About six years after moving his offshore bank to Antigua, Florida state records show, Allen Stanford brought his company to South Florida and made Miami the de facto heart of his new empire — midway between his Houston investment headquarters and the Antigua bank, and close to the wealthy Latin Americans to whom he catered.
By the end of the decade, his formula — pushing CDs in his offshore bank to U.S. and Latin American investors through his Houston- and Miami-based brokerages — was making the Texan a mint. And as Stanford grew richer in his island fiefdom, his eccentricities flowered like a tropical orchid.
He soon obtained Antiguan citizenship, persuaded the former British colony to bestow an honorary knighthood upon him and then demanded he be addressed everywhere as "Sir Allen." He became an avid cricket fan and brought the sport to Antigua by sponsoring a lavish international tournament with an unheard-of $20 million prize for the winning team. It was during this time that the six-foot-four Texan began talking with a slight British accent.
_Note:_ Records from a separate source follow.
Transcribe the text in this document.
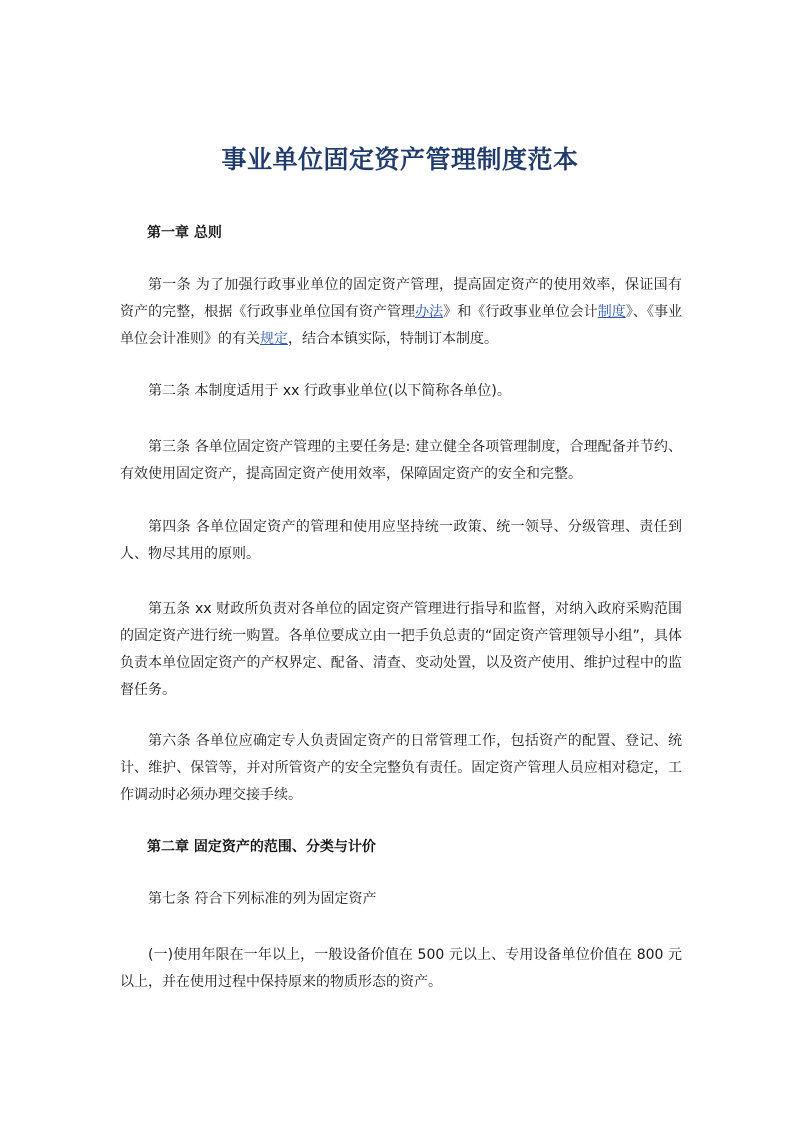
事业单位固定资产管理制度范本

第一章 总则

第一条 为了加强行政事业单位的固定资产管理，提高固定资产的使用效率，保证国有资产的完整，根据《行政事业单位国有资产管理办法》和《行政事业单位会计制度》、《事业单位会计准则》的有关规定，结合本镇实际，特制订本制度。

第二条 本制度适用于 xx 行政事业单位(以下简称各单位)。

第三条 各单位固定资产管理的主要任务是: 建立健全各项管理制度，合理配备并节约、有效使用固定资产，提高固定资产使用效率，保障固定资产的安全和完整。

第四条 各单位固定资产的管理和使用应坚持统一政策、统一领导、分级管理、责任到人、物尽其用的原则。

第五条 xx 财政所负责对各单位的固定资产管理进行指导和监督，对纳入政府采购范围的固定资产进行统一购置。各单位要成立由一把手负总责的“固定资产管理领导小组”，具体负责本单位固定资产的产权界定、配备、清查、变动处置，以及资产使用、维护过程中的监督任务。

第六条 各单位应确定专人负责固定资产的日常管理工作，包括资产的配置、登记、统计、维护、保管等，并对所管资产的安全完整负有责任。固定资产管理人员应相对稳定，工作调动时必须办理交接手续。

第二章 固定资产的范围、分类与计价

第七条 符合下列标准的列为固定资产

(一)使用年限在一年以上，一般设备价值在 500 元以上、专用设备单位价值在 800 元以上，并在使用过程中保持原来的物质形态的资产。
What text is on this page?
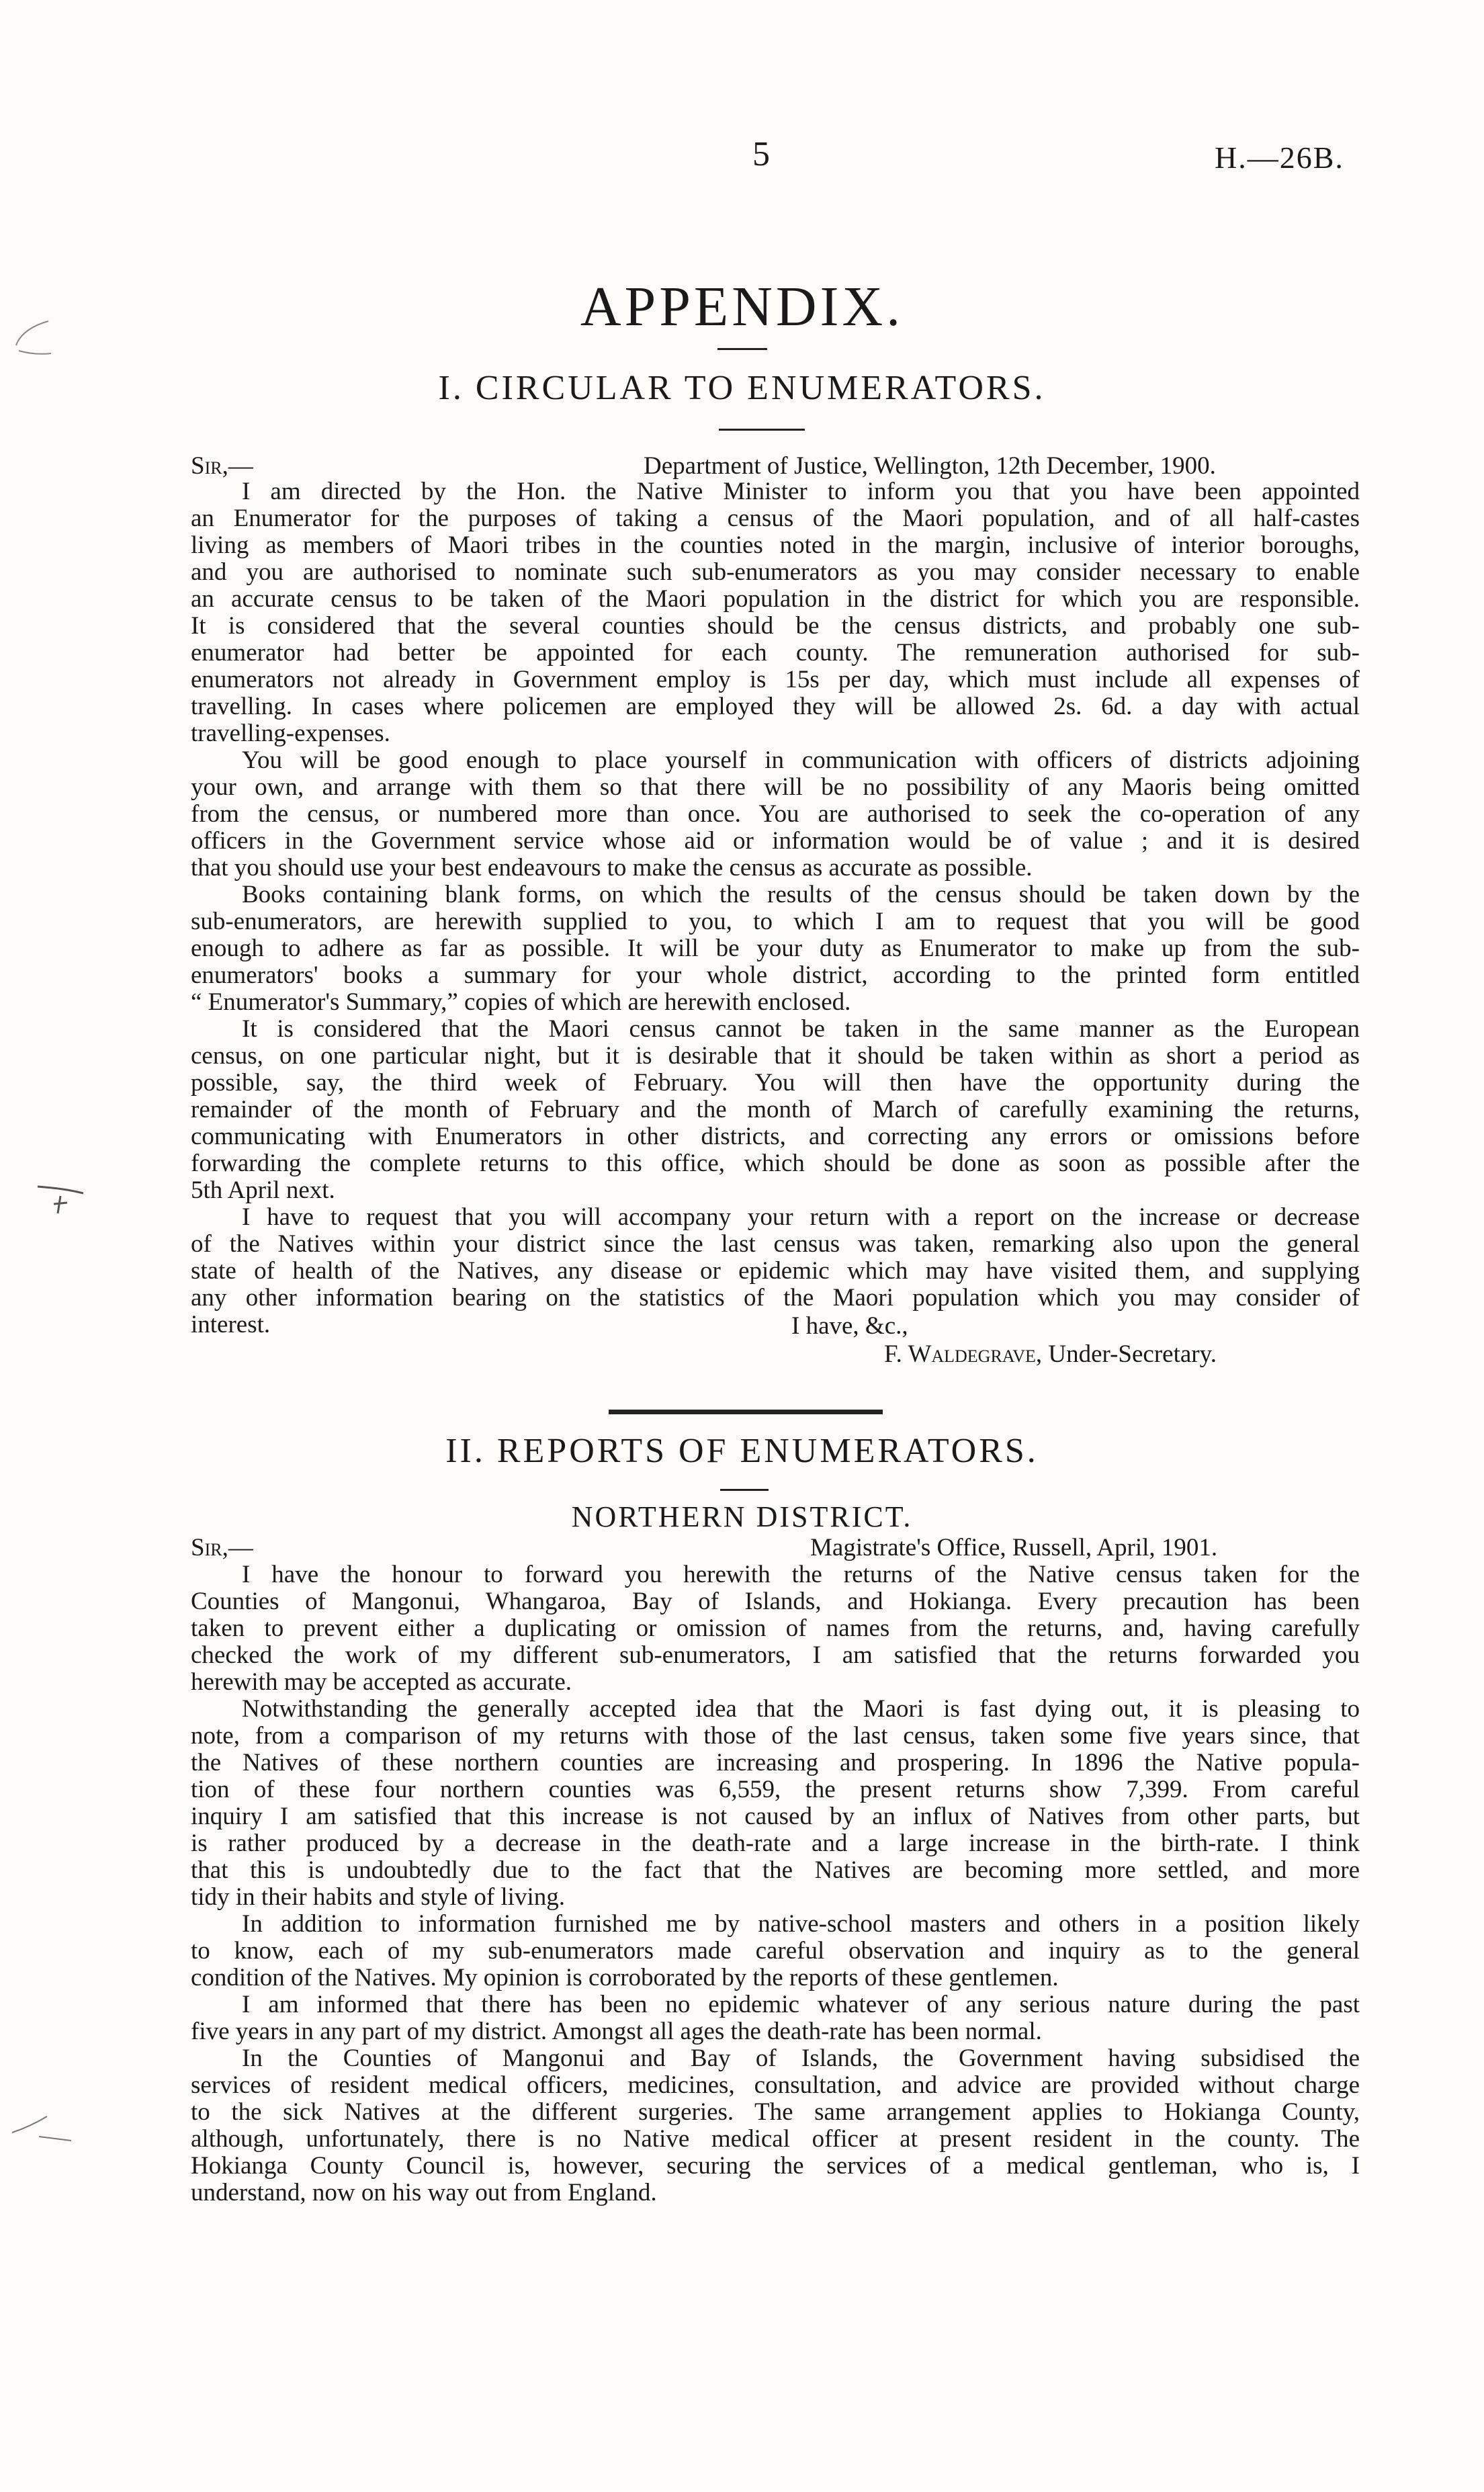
5	H.—26B.
APPENDIX.
I. CIRCULAR TO ENUMERATORS.
Sir,—	Department of Justice, Wellington, 12th December, 1900.
I am directed by the Hon. the Native Minister to inform you that you have been appointed
an Enumerator for the purposes of taking a census of the Maori population, and of all half-castes
living as members of Maori tribes in the counties noted in the margin, inclusive of interior boroughs,
and you are authorised to nominate such sub-enumerators as you may consider necessary to enable
an accurate census to be taken of the Maori population in the district for which you are responsible.
It is considered that the several counties should be the census districts, and probably one sub-
enumerator had better be appointed for each county. The remuneration authorised for sub-
enumerators not already in Government employ is 15s per day, which must include all expenses of
travelling. In cases where policemen are employed they will be allowed 2s. 6d. a day with actual
travelling-expenses.
You will be good enough to place yourself in communication with officers of districts adjoining
your own, and arrange with them so that there will be no possibility of any Maoris being omitted
from the census, or numbered more than once. You are authorised to seek the co-operation of any
officers in the Government service whose aid or information would be of value ; and it is desired
that you should use your best endeavours to make the census as accurate as possible.
Books containing blank forms, on which the results of the census should be taken down by the
sub-enumerators, are herewith supplied to you, to which I am to request that you will be good
enough to adhere as far as possible. It will be your duty as Enumerator to make up from the sub-
enumerators' books a summary for your whole district, according to the printed form entitled
“ Enumerator's Summary,” copies of which are herewith enclosed.
It is considered that the Maori census cannot be taken in the same manner as the European
census, on one particular night, but it is desirable that it should be taken within as short a period as
possible, say, the third week of February. You will then have the opportunity during the
remainder of the month of February and the month of March of carefully examining the returns,
communicating with Enumerators in other districts, and correcting any errors or omissions before
forwarding the complete returns to this office, which should be done as soon as possible after the
5th April next.
I have to request that you will accompany your return with a report on the increase or decrease
of the Natives within your district since the last census was taken, remarking also upon the general
state of health of the Natives, any disease or epidemic which may have visited them, and supplying
any other information bearing on the statistics of the Maori population which you may consider of
interest.	I have, &c.,
F. Waldegrave, Under-Secretary.
II. REPORTS OF ENUMERATORS.
NORTHERN DISTRICT.
Sir,—	Magistrate's Office, Russell, April, 1901.
I have the honour to forward you herewith the returns of the Native census taken for the
Counties of Mangonui, Whangaroa, Bay of Islands, and Hokianga. Every precaution has been
taken to prevent either a duplicating or omission of names from the returns, and, having carefully
checked the work of my different sub-enumerators, I am satisfied that the returns forwarded you
herewith may be accepted as accurate.
Notwithstanding the generally accepted idea that the Maori is fast dying out, it is pleasing to
note, from a comparison of my returns with those of the last census, taken some five years since, that
the Natives of these northern counties are increasing and prospering. In 1896 the Native popula-
tion of these four northern counties was 6,559, the present returns show 7,399. From careful
inquiry I am satisfied that this increase is not caused by an influx of Natives from other parts, but
is rather produced by a decrease in the death-rate and a large increase in the birth-rate. I think
that this is undoubtedly due to the fact that the Natives are becoming more settled, and more
tidy in their habits and style of living.
In addition to information furnished me by native-school masters and others in a position likely
to know, each of my sub-enumerators made careful observation and inquiry as to the general
condition of the Natives. My opinion is corroborated by the reports of these gentlemen.
I am informed that there has been no epidemic whatever of any serious nature during the past
five years in any part of my district. Amongst all ages the death-rate has been normal.
In the Counties of Mangonui and Bay of Islands, the Government having subsidised the
services of resident medical officers, medicines, consultation, and advice are provided without charge
to the sick Natives at the different surgeries. The same arrangement applies to Hokianga County,
although, unfortunately, there is no Native medical officer at present resident in the county. The
Hokianga County Council is, however, securing the services of a medical gentleman, who is, I
understand, now on his way out from England.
He told reporters — falsely, it turned out — he could trace his lineage back to the founder of Stanford University. According to a Forbes profile, rumor abounded that he toted around a vial of blood in his briefcase that he claimed came from a priest with stigmata, or Christ-like wounds. Stanford denied carrying such a vial, but said he met a priest with stigmata in the early '90s and felt a "life-changing surge."
In October 2003, he found a suitable home to mirror this new image, paying $10.5 million for a massive, 57-bedroom mansion on the Coral Gables waterfront built by the Wackenhut family. He rechristened the estate — which was outfitted with turrets, grottoes, a pub and a throne-like toilet — Tyecliffe Castle.
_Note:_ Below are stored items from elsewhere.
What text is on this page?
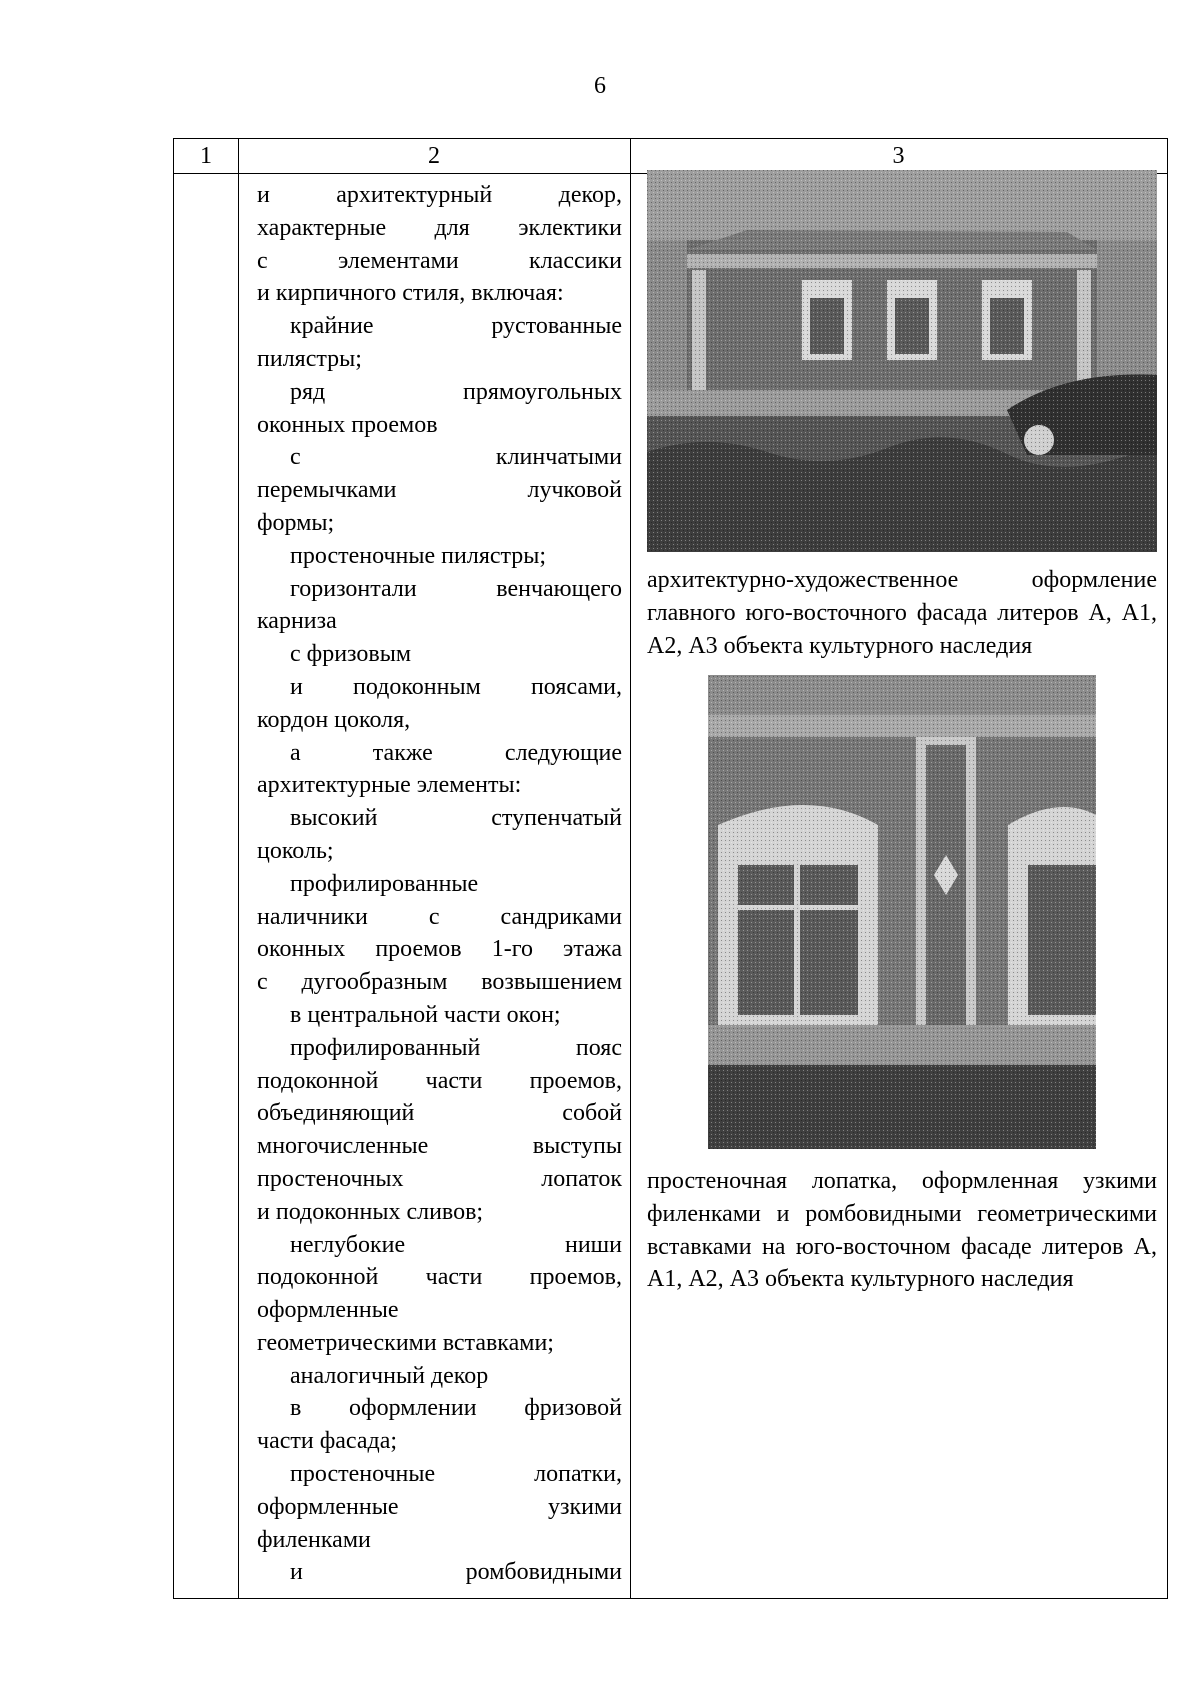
6
1	2	3

и архитектурный декор,

характерные для эклектики

с элементами классики

и кирпичного стиля, включая:

крайние рустованные

пилястры;

ряд прямоугольных

оконных проемов

с клинчатыми

перемычками лучковой

формы;

простеночные пилястры;

горизонтали венчающего

карниза

с фризовым

и подоконным поясами,

кордон цоколя,

а также следующие

архитектурные элементы:

высокий ступенчатый

цоколь;

профилированные

наличники с сандриками

оконных проемов 1-го этажа

с дугообразным возвышением

в центральной части окон;

профилированный пояс

подоконной части проемов,

объединяющий собой

многочисленные выступы

простеночных лопаток

и подоконных сливов;

неглубокие ниши

подоконной части проемов,

оформленные

геометрическими вставками;

аналогичный декор

в оформлении фризовой

части фасада;

простеночные лопатки,

оформленные узкими

филенками

и ромбовидными

архитектурно-художественное оформление главного юго-восточного фасада литеров А, А1, А2, А3 объекта культурного наследия

простеночная лопатка, оформленная узкими филенками и ромбовидными геометрическими вставками на юго-восточном фасаде литеров А, А1, А2, А3 объекта культурного наследия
Though he'd been married since 1974 to a Texas dental hygienist named Susan, Stanford began keeping mistresses around the Caribbean and Florida. According to court documents, he fathered six children with four women and paid around $200,000 a month in child support. One mistress, Louise Sage, lived in the Coral Gables manor with two of Stanford's children.
In the late '90s and '00s, the Stanford Group became a prominent player in South Florida sports and charities, sponsoring the VIP lobby at the American Airlines Arena, the Sony Ericsson Open in Key Biscayne and the International Polo Club in Palm Beach. Stanford also gave heartily to local nonprofits, including the Kiwanis Club of Little Havana and the Festival of the Arts in Boca Raton. Stanford, of course, didn't forget its home state — the company donated a $30,000 piece of medical equipment to the Texas Scottish Rite Hospital for Children in Dallas, and also sponsored the Houston Polo Club's Open Invitational in 2005. The company has also been slated to sponsor the Ladies Professional Golf Association's tour championship in Houston in November 2009.